William Small

Current position
- Title: Assistant Coach
- Team: South Florida
- Conference: The American

Biographical details
- Born: Winona, Mississippi

Playing career
- 1991–1993: Belhaven

Coaching career (HC unless noted)
- 1994–1995: Delta State (assistant)
- 1995–1997: Cowley CC (assistant)
- 1997–1998: Alabama–Huntsville (assistant)
- 1999–2000: Tennessee–Martin (assistant)
- 2000–2003: Southeastern Louisiana (assistant)
- 2003–2005: Western Kentucky (assistant)
- 2005–2006: Troy (assistant)
- 2006–2007: Tulane (assistant)
- 2007–2010: Georgia State (assistant)
- 2010–2011: UTEP (assistant)
- 2011–2015: Murray State (assistant)
- 2015–2021: Iowa State (assistant)
- 2021–2023: Kennesaw State (assistant)
- 2023–present: South Florida (assistant)

= William Small (basketball) =

American basketball coach

William Small is an American basketball coach who is currently an assistant coach for the South Florida Bulls.

==Early coaching career==
Small is originally from Winona, Mississippi and attended Belhaven University in Jackson, Mississippi where he played varsity basketball for two years, completing his bachelor's degree in 1993. He started his coaching career immediately following his playing days, his first job was as a graduate assistant at Delta State.
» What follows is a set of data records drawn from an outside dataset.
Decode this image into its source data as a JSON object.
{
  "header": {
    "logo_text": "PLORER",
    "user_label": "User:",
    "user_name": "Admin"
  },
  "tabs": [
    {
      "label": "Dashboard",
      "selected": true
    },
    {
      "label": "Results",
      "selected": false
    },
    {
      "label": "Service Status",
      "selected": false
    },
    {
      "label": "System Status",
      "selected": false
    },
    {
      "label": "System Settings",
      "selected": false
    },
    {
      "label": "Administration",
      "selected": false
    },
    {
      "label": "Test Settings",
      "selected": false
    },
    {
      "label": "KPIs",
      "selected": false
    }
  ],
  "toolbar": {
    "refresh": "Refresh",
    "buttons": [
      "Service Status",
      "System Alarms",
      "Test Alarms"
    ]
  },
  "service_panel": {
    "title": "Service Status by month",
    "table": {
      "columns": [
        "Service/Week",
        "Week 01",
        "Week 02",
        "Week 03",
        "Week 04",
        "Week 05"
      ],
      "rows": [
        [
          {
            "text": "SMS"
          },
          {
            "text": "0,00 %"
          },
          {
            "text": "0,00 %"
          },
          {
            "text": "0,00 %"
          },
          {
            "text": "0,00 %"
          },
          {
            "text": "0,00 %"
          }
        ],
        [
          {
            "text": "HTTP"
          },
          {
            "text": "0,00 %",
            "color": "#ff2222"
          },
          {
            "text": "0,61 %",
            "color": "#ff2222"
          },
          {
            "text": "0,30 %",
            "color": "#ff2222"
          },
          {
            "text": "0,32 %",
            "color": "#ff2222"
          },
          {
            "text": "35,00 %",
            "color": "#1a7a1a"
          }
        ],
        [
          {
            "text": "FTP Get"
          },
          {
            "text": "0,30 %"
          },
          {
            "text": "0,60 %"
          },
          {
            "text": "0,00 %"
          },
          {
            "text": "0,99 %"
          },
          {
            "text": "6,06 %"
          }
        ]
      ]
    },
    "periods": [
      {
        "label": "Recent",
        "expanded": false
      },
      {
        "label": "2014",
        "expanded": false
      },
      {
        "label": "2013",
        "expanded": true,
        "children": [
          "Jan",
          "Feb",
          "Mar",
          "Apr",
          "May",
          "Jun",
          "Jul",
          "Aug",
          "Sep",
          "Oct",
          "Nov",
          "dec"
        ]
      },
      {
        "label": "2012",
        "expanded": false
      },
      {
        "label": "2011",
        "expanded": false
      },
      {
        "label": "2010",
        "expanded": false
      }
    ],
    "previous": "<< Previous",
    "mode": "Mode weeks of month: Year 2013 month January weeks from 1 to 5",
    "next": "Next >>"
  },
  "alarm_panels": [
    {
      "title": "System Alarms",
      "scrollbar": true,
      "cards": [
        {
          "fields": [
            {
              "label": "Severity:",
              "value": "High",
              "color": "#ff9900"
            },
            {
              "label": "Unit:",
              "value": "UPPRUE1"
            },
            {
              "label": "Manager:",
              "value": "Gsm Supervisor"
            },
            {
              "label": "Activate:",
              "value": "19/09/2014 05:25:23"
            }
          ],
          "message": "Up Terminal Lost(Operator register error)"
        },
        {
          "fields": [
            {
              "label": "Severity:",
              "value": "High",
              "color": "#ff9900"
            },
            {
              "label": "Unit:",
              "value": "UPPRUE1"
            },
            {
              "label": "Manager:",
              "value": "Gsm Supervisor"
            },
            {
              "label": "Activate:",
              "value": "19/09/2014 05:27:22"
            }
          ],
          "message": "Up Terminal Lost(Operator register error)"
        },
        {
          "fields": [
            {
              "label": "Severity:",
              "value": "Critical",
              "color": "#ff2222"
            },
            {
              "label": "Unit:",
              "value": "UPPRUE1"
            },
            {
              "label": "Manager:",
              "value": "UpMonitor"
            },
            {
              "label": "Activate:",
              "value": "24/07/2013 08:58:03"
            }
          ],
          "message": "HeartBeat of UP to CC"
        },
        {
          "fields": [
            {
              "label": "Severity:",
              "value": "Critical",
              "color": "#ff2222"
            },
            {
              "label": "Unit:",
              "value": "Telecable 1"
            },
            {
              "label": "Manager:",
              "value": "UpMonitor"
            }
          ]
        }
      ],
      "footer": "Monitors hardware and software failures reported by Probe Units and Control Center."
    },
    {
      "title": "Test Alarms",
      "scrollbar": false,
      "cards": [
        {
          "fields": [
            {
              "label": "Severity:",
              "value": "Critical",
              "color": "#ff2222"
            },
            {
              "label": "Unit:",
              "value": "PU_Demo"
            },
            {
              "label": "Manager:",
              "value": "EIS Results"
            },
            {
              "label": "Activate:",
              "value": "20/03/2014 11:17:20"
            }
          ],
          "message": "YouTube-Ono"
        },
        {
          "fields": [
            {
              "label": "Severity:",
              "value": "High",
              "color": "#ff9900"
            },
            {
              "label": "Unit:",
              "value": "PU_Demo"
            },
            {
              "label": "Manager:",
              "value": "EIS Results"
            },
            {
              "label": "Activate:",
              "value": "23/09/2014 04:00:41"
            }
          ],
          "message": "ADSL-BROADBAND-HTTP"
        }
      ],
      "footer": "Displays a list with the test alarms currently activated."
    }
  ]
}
He then moved onto Cowley Community College in Arkansas City, Kansas for two years from 1995–1997. From 1997–1998, he was an assistant coach at Alabama-Huntsville. Small then moved onto the UT Martin Skyhawks for the 1999–2000 season. He spent the next three seasons at Southeastern Louisiana.

Small then got his first Division I coaching job at Western Kentucky where he stayed from 2003–2005. While at Western Kentucky, Small recruited Courtney Lee, who was the Sun Belt Freshman of the Year eventual 2008 first round NBA draft pick by the Orlando Magic. Lee has also played for the Nets, Rockets, Celtics and currently plays for the Grizzlies.

After his time at WKU, William moved onto Troy from 2003–2005 and then the Tulane Green Wave for the 2006–2007 season. He then moved onto Georgia State from 2007–2010. His next assistant coaching job was under former Iowa State head coach, Tim Floyd, at UTEP.

==Murray State==
Small then took an assistant job at Murray State where he flourished. He was part of the Racers’ 2011–12 season in which they spent 13 weeks in the national polls and rose as high as 10th, while becoming the last undefeated team at 23-0. The Racers produced their highest seed in 15 NCAA Tournament appearances, a No. 6 seed, and won the third game in the history of the program with a win over Colorado State. The Racers won a school and Ohio Valley Conference record 31 games and were the only team in Division I that went undefeated in road games at 13-0. He is credited with being the lead recruiter for Murray State on Cameron Payne, who was a first-round NBA Draft pick.

== Iowa State University==
When Steve Prohm was hired as the head coach at Iowa State, he took Small with him to serve as an assistant.